Will federal funds flow to Colorado water projects?
By Floyd Ciruli
In 1977, President Jimmy Carter attempted to stop funding water projects, including those in Colorado. He was prevented from pulling the plug by the state’s delegation and with the help of the national water lobby. But it marked the end of significant appropriations for water projects and the close of the era of new dams and diversions directed by Washington.
Colorado did not stop advancing its water agenda. The need for storing water, reusing water and moving water from areas of surplus to populations of need continued. But the projects are now mostly funded through local rates or taxpayers. Rueter-Hess Reservoir in Douglas County, the Southern Delivery System of Pueblo and El Paso counties, Prairie Waters in Arapahoe County, Windy Gap Firming Project and the Northern Integrated Supply Project in Northern Colorado (both at the tail-end of their long permitting processes) and the Moffat Collection System Project sponsored by Denver Water represent $4 billion in water investments planned or built in the last decade.
After 40 years of financial drought from Washington, there is now a renewed interest in funding water projects. It reflects a political consensus that the economy needs a burst of construction spending, and because of decades of underinvestment, is beginning to show up in deteriorated roads, bridges, airports and dams. But, water especially has become top of mind for both politicians and the public after variable weather has brought challenges to the nation’s water infrastructure through droughts, floods, hurricanes, tornadoes and massive snowfall. And, of course, high-profile water pollution from spills and lead pipes has been front-page news.

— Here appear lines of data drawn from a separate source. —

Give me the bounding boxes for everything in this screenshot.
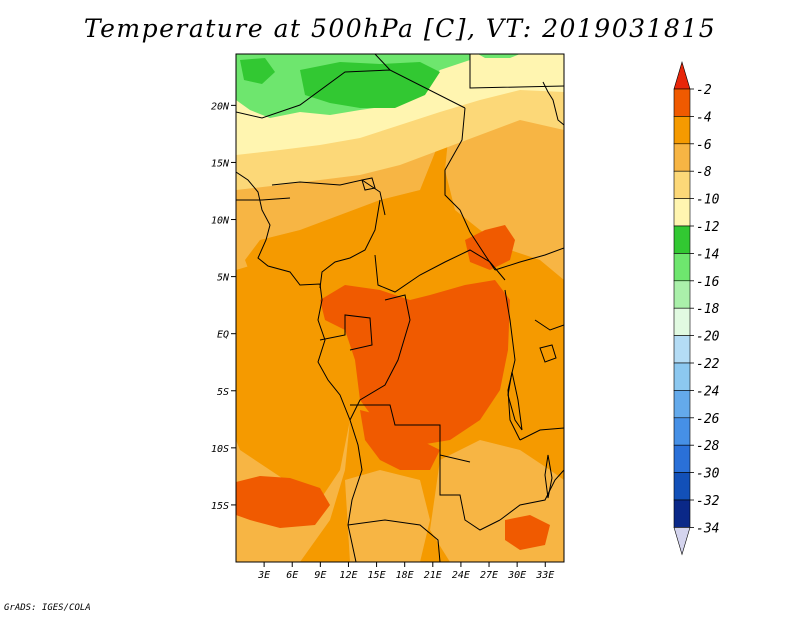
lat-tick-label: 5N <box>217 273 230 284</box>
colorbar-label: -28 <box>696 439 720 454</box>
border-uganda-kenya <box>534 319 564 331</box>
border-libya <box>374 54 391 71</box>
colorbar-top-arrow <box>673 60 691 90</box>
chart-title: Temperature at 500hPa [C], VT: 201903181… <box>83 14 717 43</box>
colorbar-label: -16 <box>696 275 720 290</box>
border-angola-zambia <box>439 455 501 531</box>
temperature-field <box>236 54 564 562</box>
colorbar-label: -24 <box>696 384 719 399</box>
coastline-west-africa <box>236 171 363 562</box>
colorbar-bin <box>673 390 691 419</box>
lat-tick-label: 15S <box>211 501 229 512</box>
lat-tick-label: 5S <box>217 387 229 398</box>
colorbar-bin <box>673 362 691 391</box>
lat-tick-label: EQ <box>217 330 229 341</box>
lon-tick-label: 33E <box>535 570 554 581</box>
lat-tick-label: 20N <box>211 101 230 112</box>
border-gabon <box>319 314 373 351</box>
colorbar-label: -4 <box>696 110 712 125</box>
colorbar-label: -34 <box>696 521 719 536</box>
longitude-ticks: 3E 6E 9E 12E 15E 18E 21E 24E 27E 30E 33E <box>257 562 554 581</box>
colorbar: -2 -4 -6 -8 -10 -12 -14 -16 -18 -20 -22 -24 -26 -28 -3… <box>673 60 720 556</box>
lon-tick-label: 27E <box>480 570 498 581</box>
colorbar-label: -18 <box>696 302 720 317</box>
border-chad <box>444 107 496 271</box>
lon-tick-label: 18E <box>396 570 414 581</box>
lon-tick-label: 3E <box>257 570 270 581</box>
colorbar-bin <box>673 116 691 145</box>
lake-victoria <box>539 344 557 363</box>
border-tanzania <box>519 427 564 441</box>
lon-tick-label: 12E <box>339 570 357 581</box>
field-dark-orange-central <box>320 280 510 445</box>
field-dark-orange-southwest <box>236 476 330 528</box>
colorbar-label: -10 <box>696 193 720 208</box>
field-green-northwest <box>240 58 275 84</box>
field-dark-orange-northeast <box>465 225 515 270</box>
field-green-north <box>300 62 440 108</box>
field-light-green-northeast <box>478 54 520 58</box>
colorbar-label: -26 <box>696 412 720 427</box>
colorbar-label: -6 <box>696 138 712 153</box>
colorbar-label: -8 <box>696 165 712 180</box>
border-nigeria-cameroon <box>319 199 381 289</box>
border-egypt-sudan <box>469 54 564 89</box>
lon-tick-label: 9E <box>314 570 326 581</box>
colorbar-label: -20 <box>696 330 720 345</box>
field-light-orange-south <box>345 470 430 562</box>
border-algeria-niger <box>236 69 466 119</box>
lon-tick-label: 6E <box>286 570 298 581</box>
colorbar-bin <box>673 335 691 364</box>
lat-tick-label: 10S <box>211 444 229 455</box>
lake-tanganyika <box>507 371 523 431</box>
colorbar-label: -12 <box>696 220 720 235</box>
lon-tick-label: 24E <box>452 570 470 581</box>
lon-tick-label: 30E <box>507 570 526 581</box>
colorbar-bin <box>673 499 691 528</box>
latitude-ticks: 20N 15N 10N 5N EQ 5S 10S 15S <box>211 101 236 512</box>
coastline-east-africa <box>542 81 564 126</box>
lake-chad <box>361 177 376 191</box>
border-mozambique <box>499 469 564 521</box>
field-dark-orange-congo-west <box>360 410 440 470</box>
colorbar-bin <box>673 472 691 501</box>
lat-tick-label: 10N <box>211 216 230 227</box>
colorbar-bin <box>673 198 691 227</box>
border-drc-congo <box>349 294 411 421</box>
country-boundaries <box>236 54 564 562</box>
border-mali-burkina <box>236 197 291 201</box>
colorbar-label: -2 <box>696 83 712 98</box>
border-angola-north <box>350 404 471 463</box>
colorbar-bin <box>673 253 691 282</box>
border-sudan-south-sudan <box>494 247 564 271</box>
colorbar-label: -32 <box>696 494 720 509</box>
colorbar-bin <box>673 143 691 172</box>
colorbar-bin <box>673 417 691 446</box>
border-niger-nigeria <box>271 179 386 216</box>
colorbar-label: -30 <box>696 467 720 482</box>
colorbar-bin <box>673 280 691 309</box>
colorbar-label: -14 <box>696 247 719 262</box>
field-orange-west-mid <box>236 260 350 500</box>
lat-tick-label: 15N <box>211 158 230 169</box>
lon-tick-label: 15E <box>368 570 386 581</box>
map-frame <box>235 53 565 563</box>
colorbar-bin <box>673 444 691 473</box>
colorbar-bin <box>673 88 691 117</box>
lon-tick-label: 21E <box>424 570 442 581</box>
grads-credit: GrADS: IGES/COLA <box>4 603 91 613</box>
border-namibia <box>347 519 441 562</box>
lake-malawi <box>544 454 553 499</box>
field-dark-orange-southeast <box>505 515 550 550</box>
colorbar-bottom-arrow <box>673 527 691 556</box>
colorbar-bin <box>673 307 691 336</box>
colorbar-bin <box>673 225 691 254</box>
colorbar-bin <box>673 170 691 199</box>
border-car <box>374 249 506 293</box>
colorbar-label: -22 <box>696 357 720 372</box>
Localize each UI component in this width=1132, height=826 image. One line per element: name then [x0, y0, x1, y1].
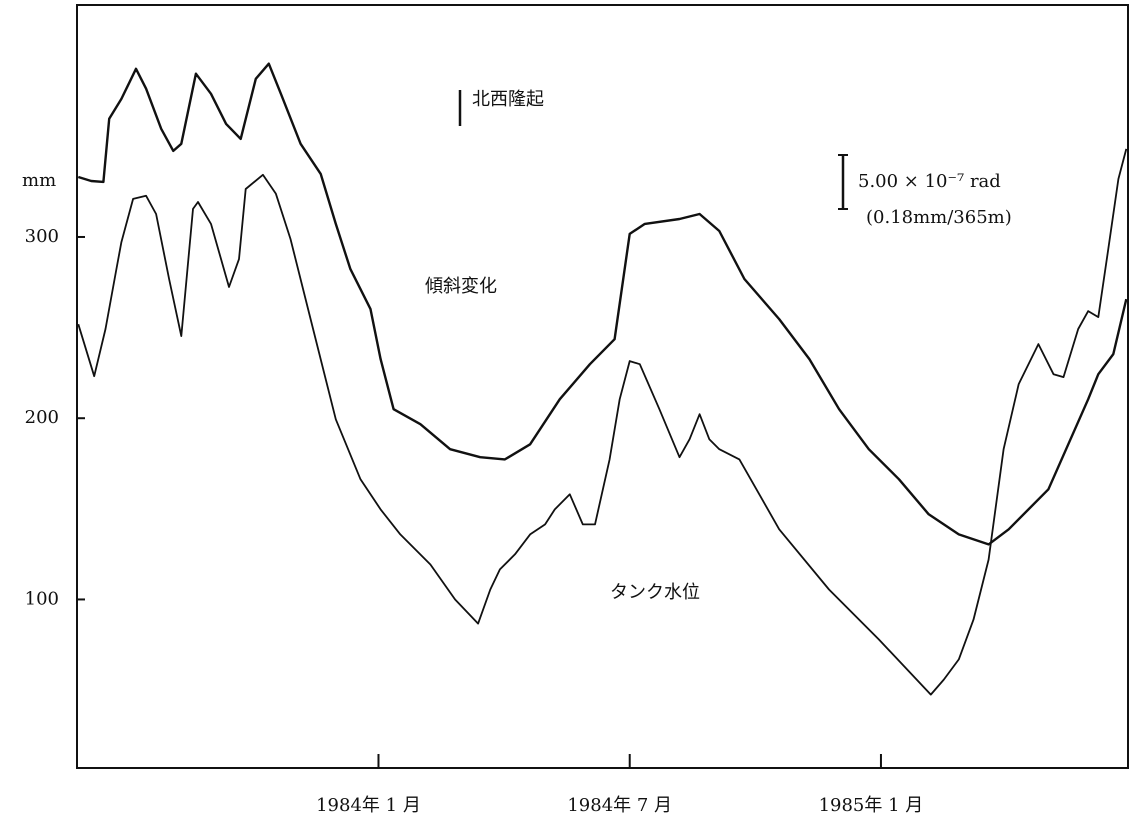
x-tick-label: 1984年 7 月	[567, 795, 672, 816]
x-tick-label: 1985年 1 月	[819, 795, 924, 816]
series-line	[77, 62, 1128, 546]
series-line	[77, 148, 1128, 696]
scale-label: 5.00 × 10⁻⁷ rad	[858, 171, 1001, 192]
y-axis-label: mm	[22, 170, 56, 191]
x-tick-label: 1984年 1 月	[316, 795, 421, 816]
uplift-label: 北西隆起	[472, 89, 544, 110]
series-label: タンク水位	[610, 582, 700, 603]
y-tick-label: 200	[25, 407, 59, 428]
scale-note: (0.18mm/365m)	[866, 207, 1012, 228]
y-tick-label: 100	[25, 588, 59, 609]
plot-frame	[76, 4, 1129, 769]
series-label: 傾斜変化	[425, 276, 497, 297]
y-tick-label: 300	[25, 226, 59, 247]
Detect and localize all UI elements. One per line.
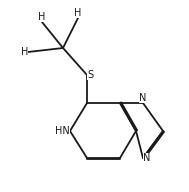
Text: H: H — [74, 8, 82, 18]
Text: HN: HN — [55, 126, 70, 136]
Text: H: H — [21, 47, 28, 57]
Text: S: S — [87, 70, 93, 80]
Text: N: N — [143, 153, 150, 163]
Text: H: H — [38, 12, 46, 22]
Text: N: N — [139, 93, 147, 103]
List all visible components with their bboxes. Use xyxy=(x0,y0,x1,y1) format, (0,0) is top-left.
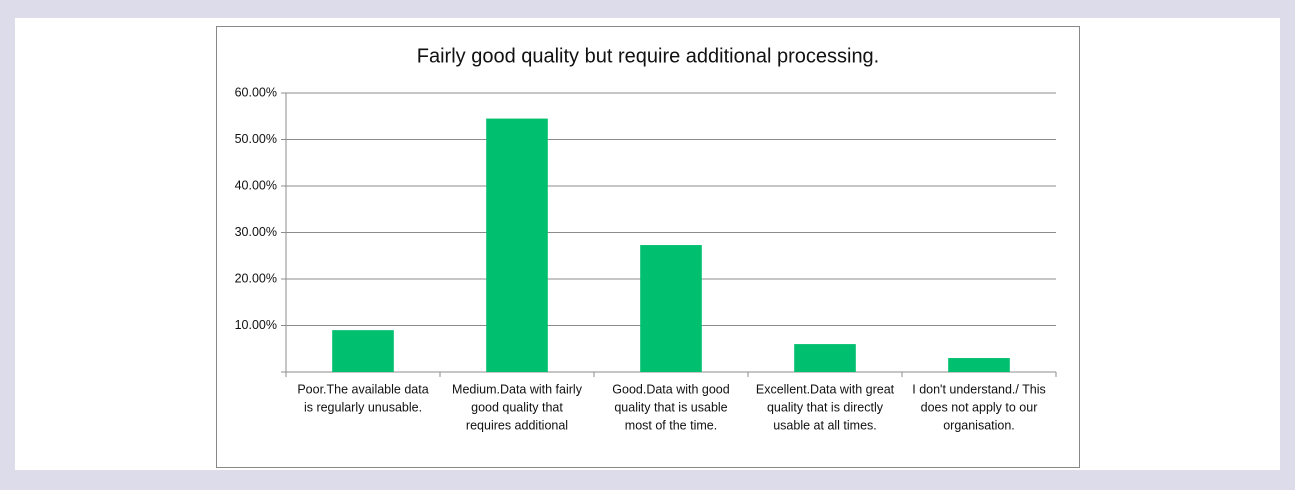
y-tick-label: 30.00% xyxy=(235,225,277,239)
y-tick-label: 10.00% xyxy=(235,318,277,332)
x-tick-label: quality that is directly xyxy=(767,400,884,414)
x-tick-label: does not apply to our xyxy=(921,400,1038,414)
x-tick-label: usable at all times. xyxy=(773,418,877,432)
bar xyxy=(640,245,702,372)
y-tick-label: 50.00% xyxy=(235,132,277,146)
bar xyxy=(332,330,394,372)
bar xyxy=(486,118,548,372)
x-tick-label: quality that is usable xyxy=(614,400,727,414)
y-tick-label: 60.00% xyxy=(235,85,277,99)
x-tick-label: requires additional xyxy=(466,418,568,432)
bar xyxy=(794,344,856,372)
x-tick-label: Excellent.Data with great xyxy=(756,382,895,396)
x-tick-label: I don't understand./ This xyxy=(912,382,1046,396)
x-tick-label: is regularly unusable. xyxy=(304,400,422,414)
y-tick-label: 20.00% xyxy=(235,271,277,285)
x-tick-label: Medium.Data with fairly xyxy=(452,382,583,396)
bar xyxy=(948,358,1010,372)
x-tick-label: most of the time. xyxy=(625,418,717,432)
x-tick-label: good quality that xyxy=(471,400,563,414)
y-tick-label: 40.00% xyxy=(235,178,277,192)
x-tick-label: organisation. xyxy=(943,418,1015,432)
x-tick-label: Poor.The available data xyxy=(297,382,428,396)
chart-title: Fairly good quality but require addition… xyxy=(417,45,880,67)
x-tick-label: Good.Data with good xyxy=(612,382,729,396)
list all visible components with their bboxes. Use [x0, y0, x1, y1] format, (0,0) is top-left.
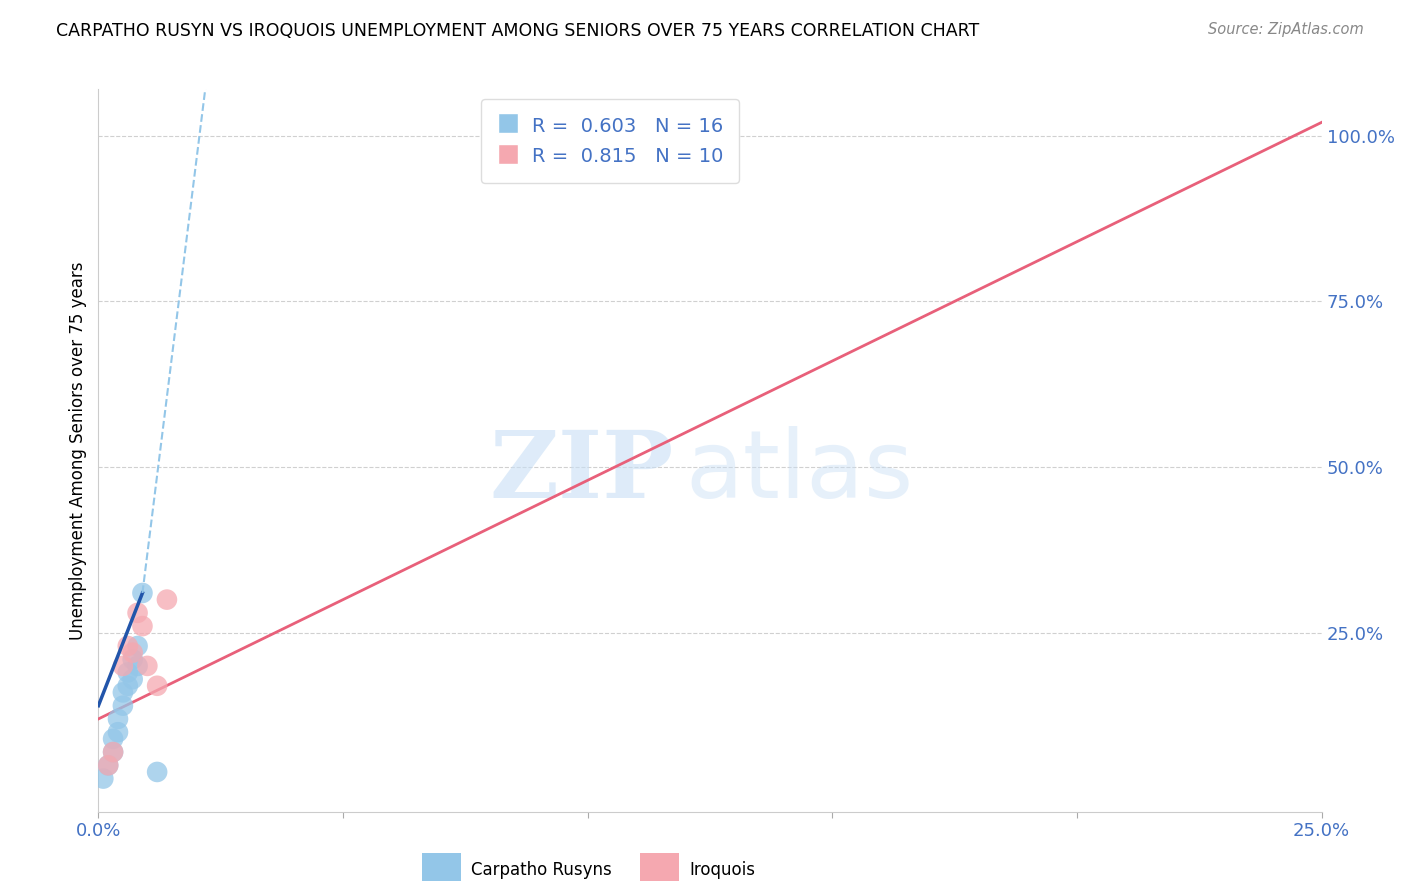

The need for infrastructure upgrades has been a topic for years in D.C., but with little progress due to partisan differences and lack of money. Since the implementation of the sequester budget limitations of 2013 infrastructure spending has been off the table, but in the 2016 campaign both parties and their candidates agreed that infrastructure spending was a priority. President Trump has talked about a trillion dollar infrastructure commitment, but it has not yet translated into a specific proposal. So far, he has proposed the end of the budget sequester and a hefty increase in military spending.
A new study shows $4.6 trillion is required to address the country’s infrastructure needs over the next decade. The American Society of Civil Engineers gave the country’s infrastructure a D+ and listed dams and waste water projects as needing $150 billion.
Assuming there is $100 billion for water out of President Trump’s $1 trillion proposal, Colorado should qualify for at least $1 billion just based on its population. Those funds could be a catalyst to attract other state funds to jump-start the overdue investment in new projects. In fact, pledging local funds will help advance Colorado’s appeal. Intense competition for the funds will come from other states with larger populations and well-placed congressional delegations. Fortunately, Colorado is well-positioned with its just completed state water plan, its recent history of building successful projects and its well-developed statewide network of advocates for water development.
The Colorado State Water Plan has identified $3 billion to $6 billion in new projects and programs needed by 2050 to serve a near doubling of the population. At least half of the amount would be locally raised, but new infrastructure funding from D.C. could be a catalyst to get the process moving.
Floyd Ciruli is president of Ciruli Associates, which has worked with the Colorado Water Congress and numerous water utilities, including Northern Water, Parker Water and Pueblo Water.